La S.A. R.I.V.P sollicite la somme mensuelle de 1.680 euros au titre de l’indemnité d’occupation, correspondant au loyer de référence majoré (28 euros) pour un logement non meublé, multiplié par la surface de la loge (60 m2).
Il convient de rappeler que pour fixer le montant de l’indemnité d’occupation, le juge peut se fonder sur des éléments objectifs tels que la valeur locative du logement, procéder par comparaison au montant des loyers et charges stipulés pour un logement similaire ou se référer au prix de location moyen au mètre carré dans le même secteur géographique, lequel est de 23,3 euros le m2 (loyer de référence).
Compte tenu des caractéristiques des lieux occupés, notamment de leur superficie (60 m2), du nombre de pièces (quatre pièces) de leur localisation (à proximité du [Adresse 7]), de l’encadrement des loyers à [Localité 6], de ce que la S.A. R.I.V.P ne justifie pas de la raison pour laquelle elle a fait le choix du loyer de référence majoré, l’indemnité d’occupation sera fixée à 1.398 euros par mois (60 m[Immatriculation 2],3 euros).
En conséquence Monsieur [E] [T] sera condamnée à verser la somme provisionnelle de 1.398 euros par mois à compter du 18 octobre 2025 à la S.A. R.I.V.P et jusqu’à libération effective des lieux.
Sur les demandes accessoires
Monsieur [E] [T], partie perdante, supportera la charge des dépens en application de l’article 696 du code de procédure civile.
Il paraît inéquitable de laisser à la charge de la demanderesse l’intégralité des frais exposés par elle dans la présente instance et non compris dans les dépens.
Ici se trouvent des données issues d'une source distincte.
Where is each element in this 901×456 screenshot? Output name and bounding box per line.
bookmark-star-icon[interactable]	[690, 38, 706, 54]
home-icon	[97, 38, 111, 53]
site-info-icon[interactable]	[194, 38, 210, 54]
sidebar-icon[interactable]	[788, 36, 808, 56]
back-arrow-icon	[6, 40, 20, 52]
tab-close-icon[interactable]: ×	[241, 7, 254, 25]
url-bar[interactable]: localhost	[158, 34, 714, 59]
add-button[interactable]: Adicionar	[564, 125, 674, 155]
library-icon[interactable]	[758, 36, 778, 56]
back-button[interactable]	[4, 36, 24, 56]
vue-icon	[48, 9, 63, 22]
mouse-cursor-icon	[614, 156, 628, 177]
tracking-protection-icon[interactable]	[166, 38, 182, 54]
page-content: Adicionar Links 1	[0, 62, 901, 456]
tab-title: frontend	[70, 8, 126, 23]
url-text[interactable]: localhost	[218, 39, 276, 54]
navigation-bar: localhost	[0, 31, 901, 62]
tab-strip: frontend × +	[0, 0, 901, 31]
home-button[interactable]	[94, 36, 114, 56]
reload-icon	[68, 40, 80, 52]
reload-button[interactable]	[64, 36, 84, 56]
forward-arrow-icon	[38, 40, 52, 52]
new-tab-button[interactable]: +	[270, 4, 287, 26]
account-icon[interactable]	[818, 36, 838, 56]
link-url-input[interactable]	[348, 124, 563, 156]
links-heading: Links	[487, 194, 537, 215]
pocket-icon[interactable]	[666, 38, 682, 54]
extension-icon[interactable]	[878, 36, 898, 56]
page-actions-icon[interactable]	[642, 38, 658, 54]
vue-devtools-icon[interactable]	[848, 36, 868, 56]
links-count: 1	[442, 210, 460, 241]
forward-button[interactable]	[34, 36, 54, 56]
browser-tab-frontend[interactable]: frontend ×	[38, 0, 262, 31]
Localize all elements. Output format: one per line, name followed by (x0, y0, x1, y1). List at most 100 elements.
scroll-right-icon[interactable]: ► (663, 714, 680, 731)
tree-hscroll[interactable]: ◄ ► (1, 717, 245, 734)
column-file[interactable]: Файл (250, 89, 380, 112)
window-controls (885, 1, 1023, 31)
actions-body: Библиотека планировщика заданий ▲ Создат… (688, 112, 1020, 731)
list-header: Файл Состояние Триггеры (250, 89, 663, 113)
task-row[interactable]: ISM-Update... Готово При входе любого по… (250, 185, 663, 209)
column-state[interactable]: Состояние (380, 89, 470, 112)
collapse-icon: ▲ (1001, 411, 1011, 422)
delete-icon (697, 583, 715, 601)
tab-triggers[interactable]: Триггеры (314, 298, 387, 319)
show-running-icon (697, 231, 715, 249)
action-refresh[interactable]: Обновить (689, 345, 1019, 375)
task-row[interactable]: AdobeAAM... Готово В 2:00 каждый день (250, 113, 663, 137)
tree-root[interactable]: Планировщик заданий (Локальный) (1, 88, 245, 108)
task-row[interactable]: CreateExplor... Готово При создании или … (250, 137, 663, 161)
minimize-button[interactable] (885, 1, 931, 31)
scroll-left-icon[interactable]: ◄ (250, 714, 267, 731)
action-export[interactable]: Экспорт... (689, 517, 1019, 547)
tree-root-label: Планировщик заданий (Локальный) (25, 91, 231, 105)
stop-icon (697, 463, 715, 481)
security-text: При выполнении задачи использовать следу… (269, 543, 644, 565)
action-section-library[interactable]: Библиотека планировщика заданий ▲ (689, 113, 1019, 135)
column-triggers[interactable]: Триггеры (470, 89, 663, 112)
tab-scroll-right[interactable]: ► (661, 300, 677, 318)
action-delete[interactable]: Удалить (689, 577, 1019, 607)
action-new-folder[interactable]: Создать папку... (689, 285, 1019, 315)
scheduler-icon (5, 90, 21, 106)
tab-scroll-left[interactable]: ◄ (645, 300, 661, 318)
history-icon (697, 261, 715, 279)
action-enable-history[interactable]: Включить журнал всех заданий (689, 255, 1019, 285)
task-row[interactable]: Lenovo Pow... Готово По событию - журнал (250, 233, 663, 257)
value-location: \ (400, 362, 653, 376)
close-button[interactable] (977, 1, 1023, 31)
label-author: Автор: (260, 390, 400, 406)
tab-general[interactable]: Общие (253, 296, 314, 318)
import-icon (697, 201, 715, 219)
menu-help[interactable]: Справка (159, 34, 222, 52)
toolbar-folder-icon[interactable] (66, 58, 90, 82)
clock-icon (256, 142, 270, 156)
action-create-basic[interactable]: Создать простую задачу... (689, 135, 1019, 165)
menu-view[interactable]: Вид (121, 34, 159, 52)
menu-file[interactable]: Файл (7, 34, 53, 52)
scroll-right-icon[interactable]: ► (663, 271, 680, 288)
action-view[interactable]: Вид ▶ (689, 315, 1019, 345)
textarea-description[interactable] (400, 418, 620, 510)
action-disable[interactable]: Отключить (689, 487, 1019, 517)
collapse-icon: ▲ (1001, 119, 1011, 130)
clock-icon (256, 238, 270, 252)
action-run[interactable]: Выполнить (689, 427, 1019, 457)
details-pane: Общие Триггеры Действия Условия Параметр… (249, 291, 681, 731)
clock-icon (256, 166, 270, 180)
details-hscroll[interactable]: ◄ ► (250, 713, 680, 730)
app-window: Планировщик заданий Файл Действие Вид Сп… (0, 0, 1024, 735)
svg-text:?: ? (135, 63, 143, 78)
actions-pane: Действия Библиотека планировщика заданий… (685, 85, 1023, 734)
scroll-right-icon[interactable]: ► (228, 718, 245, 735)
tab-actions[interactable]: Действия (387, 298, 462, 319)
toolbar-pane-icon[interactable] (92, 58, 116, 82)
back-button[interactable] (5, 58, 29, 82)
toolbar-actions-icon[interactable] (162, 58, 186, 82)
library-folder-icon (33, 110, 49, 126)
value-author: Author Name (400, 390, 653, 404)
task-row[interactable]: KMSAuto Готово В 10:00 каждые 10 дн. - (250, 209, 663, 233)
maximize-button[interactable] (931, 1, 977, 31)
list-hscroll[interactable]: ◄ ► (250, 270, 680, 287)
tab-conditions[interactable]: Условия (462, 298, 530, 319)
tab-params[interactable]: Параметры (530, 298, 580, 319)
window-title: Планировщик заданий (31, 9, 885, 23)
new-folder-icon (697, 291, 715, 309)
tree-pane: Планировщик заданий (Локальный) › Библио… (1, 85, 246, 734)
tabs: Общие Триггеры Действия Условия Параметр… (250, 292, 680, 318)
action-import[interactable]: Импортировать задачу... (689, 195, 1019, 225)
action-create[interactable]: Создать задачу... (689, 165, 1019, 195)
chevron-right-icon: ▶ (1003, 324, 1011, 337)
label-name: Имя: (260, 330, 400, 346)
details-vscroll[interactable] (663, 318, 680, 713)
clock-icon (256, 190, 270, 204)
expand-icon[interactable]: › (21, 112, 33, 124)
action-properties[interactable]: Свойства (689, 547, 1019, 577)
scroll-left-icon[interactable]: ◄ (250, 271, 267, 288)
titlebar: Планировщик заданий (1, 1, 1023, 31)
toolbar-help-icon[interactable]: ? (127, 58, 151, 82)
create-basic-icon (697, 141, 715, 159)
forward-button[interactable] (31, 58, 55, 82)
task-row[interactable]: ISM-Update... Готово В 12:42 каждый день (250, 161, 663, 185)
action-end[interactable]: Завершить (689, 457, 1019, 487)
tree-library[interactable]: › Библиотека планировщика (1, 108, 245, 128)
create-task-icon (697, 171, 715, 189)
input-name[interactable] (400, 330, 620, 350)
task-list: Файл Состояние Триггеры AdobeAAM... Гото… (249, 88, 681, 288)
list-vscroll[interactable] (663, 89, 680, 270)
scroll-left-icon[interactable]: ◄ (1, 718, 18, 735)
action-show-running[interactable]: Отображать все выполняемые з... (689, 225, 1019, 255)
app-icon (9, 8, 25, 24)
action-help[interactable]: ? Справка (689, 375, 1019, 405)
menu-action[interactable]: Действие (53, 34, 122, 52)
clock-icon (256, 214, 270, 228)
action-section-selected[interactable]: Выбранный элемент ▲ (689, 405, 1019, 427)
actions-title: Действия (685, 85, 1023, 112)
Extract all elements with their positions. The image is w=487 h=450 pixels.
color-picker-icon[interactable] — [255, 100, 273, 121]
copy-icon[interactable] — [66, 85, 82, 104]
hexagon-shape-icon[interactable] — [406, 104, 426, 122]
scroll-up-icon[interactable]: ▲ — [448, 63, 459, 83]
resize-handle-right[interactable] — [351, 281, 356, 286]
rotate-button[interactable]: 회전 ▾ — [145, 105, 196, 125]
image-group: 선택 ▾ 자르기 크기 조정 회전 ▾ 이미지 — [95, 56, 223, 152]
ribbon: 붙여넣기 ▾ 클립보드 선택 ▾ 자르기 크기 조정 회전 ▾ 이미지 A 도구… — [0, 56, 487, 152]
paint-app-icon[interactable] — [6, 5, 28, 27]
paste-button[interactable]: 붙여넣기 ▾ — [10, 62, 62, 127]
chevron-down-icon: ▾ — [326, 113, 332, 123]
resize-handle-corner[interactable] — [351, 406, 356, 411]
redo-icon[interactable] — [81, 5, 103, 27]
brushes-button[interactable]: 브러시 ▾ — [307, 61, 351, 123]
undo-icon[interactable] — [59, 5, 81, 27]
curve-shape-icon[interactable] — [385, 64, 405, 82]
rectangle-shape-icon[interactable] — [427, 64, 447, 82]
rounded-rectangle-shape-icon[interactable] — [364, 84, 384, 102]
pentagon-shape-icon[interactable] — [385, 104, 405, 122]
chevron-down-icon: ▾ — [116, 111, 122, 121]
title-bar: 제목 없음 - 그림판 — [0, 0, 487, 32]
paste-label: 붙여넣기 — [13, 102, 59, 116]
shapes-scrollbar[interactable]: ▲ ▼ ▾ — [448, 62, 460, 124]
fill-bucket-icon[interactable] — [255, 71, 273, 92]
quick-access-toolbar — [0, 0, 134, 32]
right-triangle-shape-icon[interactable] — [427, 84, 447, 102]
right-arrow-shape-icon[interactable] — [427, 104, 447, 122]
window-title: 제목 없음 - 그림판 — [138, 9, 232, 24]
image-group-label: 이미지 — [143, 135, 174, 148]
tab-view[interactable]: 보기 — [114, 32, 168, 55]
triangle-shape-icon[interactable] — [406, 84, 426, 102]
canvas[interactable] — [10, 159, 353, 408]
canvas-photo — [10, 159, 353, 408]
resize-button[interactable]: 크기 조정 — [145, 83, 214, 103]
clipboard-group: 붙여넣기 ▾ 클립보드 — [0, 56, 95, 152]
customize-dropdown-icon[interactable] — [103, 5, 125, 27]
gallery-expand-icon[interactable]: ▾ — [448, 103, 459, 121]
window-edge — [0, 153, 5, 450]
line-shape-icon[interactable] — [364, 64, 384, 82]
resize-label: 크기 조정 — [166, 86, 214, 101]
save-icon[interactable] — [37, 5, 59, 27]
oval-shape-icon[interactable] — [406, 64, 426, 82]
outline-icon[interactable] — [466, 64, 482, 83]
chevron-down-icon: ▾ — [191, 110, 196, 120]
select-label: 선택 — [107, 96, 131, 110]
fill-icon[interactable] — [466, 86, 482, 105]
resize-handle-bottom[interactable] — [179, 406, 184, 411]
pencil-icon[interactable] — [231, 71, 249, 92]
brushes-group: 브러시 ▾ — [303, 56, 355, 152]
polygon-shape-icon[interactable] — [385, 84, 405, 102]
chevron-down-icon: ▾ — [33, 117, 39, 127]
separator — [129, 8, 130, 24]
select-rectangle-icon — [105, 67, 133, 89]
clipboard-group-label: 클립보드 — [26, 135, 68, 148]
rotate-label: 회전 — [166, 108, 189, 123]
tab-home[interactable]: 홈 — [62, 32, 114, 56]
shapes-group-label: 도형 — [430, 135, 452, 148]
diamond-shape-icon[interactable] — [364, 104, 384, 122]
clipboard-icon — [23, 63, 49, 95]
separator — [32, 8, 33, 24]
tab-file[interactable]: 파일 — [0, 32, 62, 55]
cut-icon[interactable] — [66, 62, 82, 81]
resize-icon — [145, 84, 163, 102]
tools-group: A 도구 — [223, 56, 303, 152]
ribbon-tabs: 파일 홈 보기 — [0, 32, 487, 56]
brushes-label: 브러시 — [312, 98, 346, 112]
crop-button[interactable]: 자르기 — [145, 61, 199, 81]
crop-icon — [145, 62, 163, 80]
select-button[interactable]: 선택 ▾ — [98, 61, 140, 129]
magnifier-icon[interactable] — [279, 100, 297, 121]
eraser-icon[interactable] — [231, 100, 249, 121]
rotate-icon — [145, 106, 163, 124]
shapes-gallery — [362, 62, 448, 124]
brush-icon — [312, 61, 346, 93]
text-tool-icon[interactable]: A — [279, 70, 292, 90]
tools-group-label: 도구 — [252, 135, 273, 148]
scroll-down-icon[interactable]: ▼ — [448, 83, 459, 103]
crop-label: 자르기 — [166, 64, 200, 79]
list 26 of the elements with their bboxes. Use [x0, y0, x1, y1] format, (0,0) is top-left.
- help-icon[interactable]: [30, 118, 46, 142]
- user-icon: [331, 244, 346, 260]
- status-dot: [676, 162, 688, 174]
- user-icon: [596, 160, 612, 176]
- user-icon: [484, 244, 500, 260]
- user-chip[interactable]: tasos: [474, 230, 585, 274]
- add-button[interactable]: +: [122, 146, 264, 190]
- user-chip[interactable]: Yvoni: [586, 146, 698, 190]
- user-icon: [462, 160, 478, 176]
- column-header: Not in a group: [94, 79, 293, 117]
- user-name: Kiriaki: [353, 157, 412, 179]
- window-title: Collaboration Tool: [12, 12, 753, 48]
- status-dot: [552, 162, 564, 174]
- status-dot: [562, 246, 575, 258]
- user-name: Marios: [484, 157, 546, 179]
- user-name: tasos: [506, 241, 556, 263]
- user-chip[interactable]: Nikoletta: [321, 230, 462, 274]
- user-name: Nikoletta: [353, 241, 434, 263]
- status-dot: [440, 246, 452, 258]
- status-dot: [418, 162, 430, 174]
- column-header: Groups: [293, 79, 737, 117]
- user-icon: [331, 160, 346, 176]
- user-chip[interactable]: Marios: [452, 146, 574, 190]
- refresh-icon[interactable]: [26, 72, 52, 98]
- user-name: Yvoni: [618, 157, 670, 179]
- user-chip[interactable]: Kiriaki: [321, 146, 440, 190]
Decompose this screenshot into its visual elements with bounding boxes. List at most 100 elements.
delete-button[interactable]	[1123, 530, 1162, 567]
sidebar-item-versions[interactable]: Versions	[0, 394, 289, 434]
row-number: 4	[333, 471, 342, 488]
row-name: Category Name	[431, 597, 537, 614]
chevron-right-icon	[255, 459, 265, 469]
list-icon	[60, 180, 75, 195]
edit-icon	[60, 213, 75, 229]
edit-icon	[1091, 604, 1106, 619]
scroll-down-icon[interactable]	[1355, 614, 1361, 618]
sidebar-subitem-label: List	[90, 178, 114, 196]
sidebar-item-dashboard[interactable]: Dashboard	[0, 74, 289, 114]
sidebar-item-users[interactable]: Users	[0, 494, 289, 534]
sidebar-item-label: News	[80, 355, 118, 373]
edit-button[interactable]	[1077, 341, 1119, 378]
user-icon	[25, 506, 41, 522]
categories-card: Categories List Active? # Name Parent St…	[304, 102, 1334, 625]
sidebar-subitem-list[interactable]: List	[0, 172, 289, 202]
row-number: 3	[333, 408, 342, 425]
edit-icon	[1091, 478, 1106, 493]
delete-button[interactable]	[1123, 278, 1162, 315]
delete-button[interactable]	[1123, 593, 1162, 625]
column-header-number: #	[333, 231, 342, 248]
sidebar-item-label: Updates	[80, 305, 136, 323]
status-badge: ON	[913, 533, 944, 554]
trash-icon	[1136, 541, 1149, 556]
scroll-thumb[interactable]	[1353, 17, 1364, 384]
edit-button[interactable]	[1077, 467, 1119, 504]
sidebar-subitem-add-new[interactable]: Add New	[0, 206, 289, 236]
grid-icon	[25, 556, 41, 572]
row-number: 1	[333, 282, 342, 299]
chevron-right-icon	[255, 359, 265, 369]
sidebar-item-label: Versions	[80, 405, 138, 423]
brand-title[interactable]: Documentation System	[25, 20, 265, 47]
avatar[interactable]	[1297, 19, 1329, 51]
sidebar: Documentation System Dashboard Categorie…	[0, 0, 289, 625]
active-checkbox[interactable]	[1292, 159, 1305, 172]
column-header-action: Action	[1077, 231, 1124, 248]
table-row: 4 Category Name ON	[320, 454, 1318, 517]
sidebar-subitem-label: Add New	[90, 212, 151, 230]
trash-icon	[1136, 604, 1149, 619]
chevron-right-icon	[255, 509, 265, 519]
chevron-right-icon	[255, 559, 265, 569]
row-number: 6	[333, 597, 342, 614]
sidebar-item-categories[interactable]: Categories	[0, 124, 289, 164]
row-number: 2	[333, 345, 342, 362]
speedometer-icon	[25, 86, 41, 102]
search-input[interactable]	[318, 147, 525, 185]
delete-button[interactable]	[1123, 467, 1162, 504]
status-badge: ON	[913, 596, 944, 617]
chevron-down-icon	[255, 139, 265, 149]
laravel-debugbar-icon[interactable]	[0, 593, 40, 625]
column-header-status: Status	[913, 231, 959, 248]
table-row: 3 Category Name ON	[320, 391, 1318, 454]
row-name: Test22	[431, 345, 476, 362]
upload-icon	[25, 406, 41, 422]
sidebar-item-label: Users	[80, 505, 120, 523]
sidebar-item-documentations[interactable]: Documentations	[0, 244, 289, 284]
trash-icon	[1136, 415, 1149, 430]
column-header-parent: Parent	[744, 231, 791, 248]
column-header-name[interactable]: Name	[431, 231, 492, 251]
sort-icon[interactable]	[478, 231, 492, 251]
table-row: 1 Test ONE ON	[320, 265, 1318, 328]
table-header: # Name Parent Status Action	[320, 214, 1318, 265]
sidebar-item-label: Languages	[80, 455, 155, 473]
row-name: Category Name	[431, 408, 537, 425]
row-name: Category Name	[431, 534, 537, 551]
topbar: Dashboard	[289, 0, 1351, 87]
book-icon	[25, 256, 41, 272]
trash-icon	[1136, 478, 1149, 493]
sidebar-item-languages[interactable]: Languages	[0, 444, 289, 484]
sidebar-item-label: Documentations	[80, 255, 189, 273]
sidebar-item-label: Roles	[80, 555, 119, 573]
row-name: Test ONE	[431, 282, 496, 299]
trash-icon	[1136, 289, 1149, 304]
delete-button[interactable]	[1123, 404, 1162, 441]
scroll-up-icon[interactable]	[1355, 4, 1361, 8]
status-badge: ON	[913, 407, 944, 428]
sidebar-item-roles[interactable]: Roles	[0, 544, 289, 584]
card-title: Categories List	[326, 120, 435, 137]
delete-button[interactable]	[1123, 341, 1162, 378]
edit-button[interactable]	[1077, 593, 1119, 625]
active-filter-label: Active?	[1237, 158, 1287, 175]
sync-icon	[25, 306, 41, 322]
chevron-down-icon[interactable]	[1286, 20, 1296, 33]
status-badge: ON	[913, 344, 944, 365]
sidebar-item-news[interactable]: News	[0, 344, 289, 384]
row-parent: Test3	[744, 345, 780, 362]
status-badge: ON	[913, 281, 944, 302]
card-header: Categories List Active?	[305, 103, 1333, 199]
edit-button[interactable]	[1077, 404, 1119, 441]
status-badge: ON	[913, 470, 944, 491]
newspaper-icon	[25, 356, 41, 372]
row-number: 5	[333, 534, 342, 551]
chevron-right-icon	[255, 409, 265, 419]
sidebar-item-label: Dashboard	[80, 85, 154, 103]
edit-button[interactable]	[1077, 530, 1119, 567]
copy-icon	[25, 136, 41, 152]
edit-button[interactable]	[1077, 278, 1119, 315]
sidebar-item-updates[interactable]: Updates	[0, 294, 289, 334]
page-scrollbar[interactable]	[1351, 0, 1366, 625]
Monsieur [E] [T] sera condamné à lui payer la somme de 1.000 euros au titre de l’article 700 du code de procédure civile.
La présente décision est exécutoire à titre provisoire, conformément à l’article 514 du code de procédure civile.
PAR CES MOTIFS
Nous, juge des contentieux de la protection, statuant en référé, publiquement, après débats en audience publique, par ordonnance réputée contradictoire, en premier ressort, prononcée par mise à disposition au greffe :
Au principal, renvoyons les parties à se pourvoir ainsi qu’elles aviseront mais, dès à présent, vu l’existence d’un trouble manifestement illicite et l’absence de contestation sérieuse,
Constatons que Monsieur [E] [T] est occupant sans droit ni titre du logement qui lui avait été attribué à raison de sa fonction, situé au [Adresse 4], et ce, depuis le 18 janvier 2025 ;
Disons qu’à défaut de départ volontaire de Monsieur [E] [T] dans le délai de quinze jours à compter de la signification de la présente ordonnance, il pourra être procédé à son expulsion ainsi qu’à celle de tous occupants de son chef, avec si besoin le concours de la [Localité 5] Publique et celui d’un serrurier ;
Supprimons le délai légal de deux mois à compter du commandement de quitter les lieux de l’article L.412-1 du code des procedures civiles d’exécution ;
Condamnons Monsieur [E] [T] à verser à la S.A. R.I.V.P. une indemnité provisionnelle mensuelle d’occupation pour le logement d’un montant de 1.398 euros à compter du 18 octobre 2025 et ce, jusqu’à la date de la libération effective et définitive des lieux (volontaire ou en suite de l’expulsion) ;
Condamnons Monsieur [E] [T] à payer à la S.A. R.I.V.P. la somme de 1.000 euros sur le fondement de l’article 700 du code de procédure civile ;
Déboutons la S.A. R.I.V.P. du surplus de ses demandes et notamment de sa demande d’astreinte :
Condamnons Mosieur [E] [T] aux entiers dépens de l’instance ;
Rappelons que la présente ordonnance est de plein droit exécutoire à titre provisoire ;
Ainsi jugé et prononcé par mise à disposition les jour, mois et an susdits par la juge et la greffière susnommées.
La greffière, La juge des contentieux de la protection.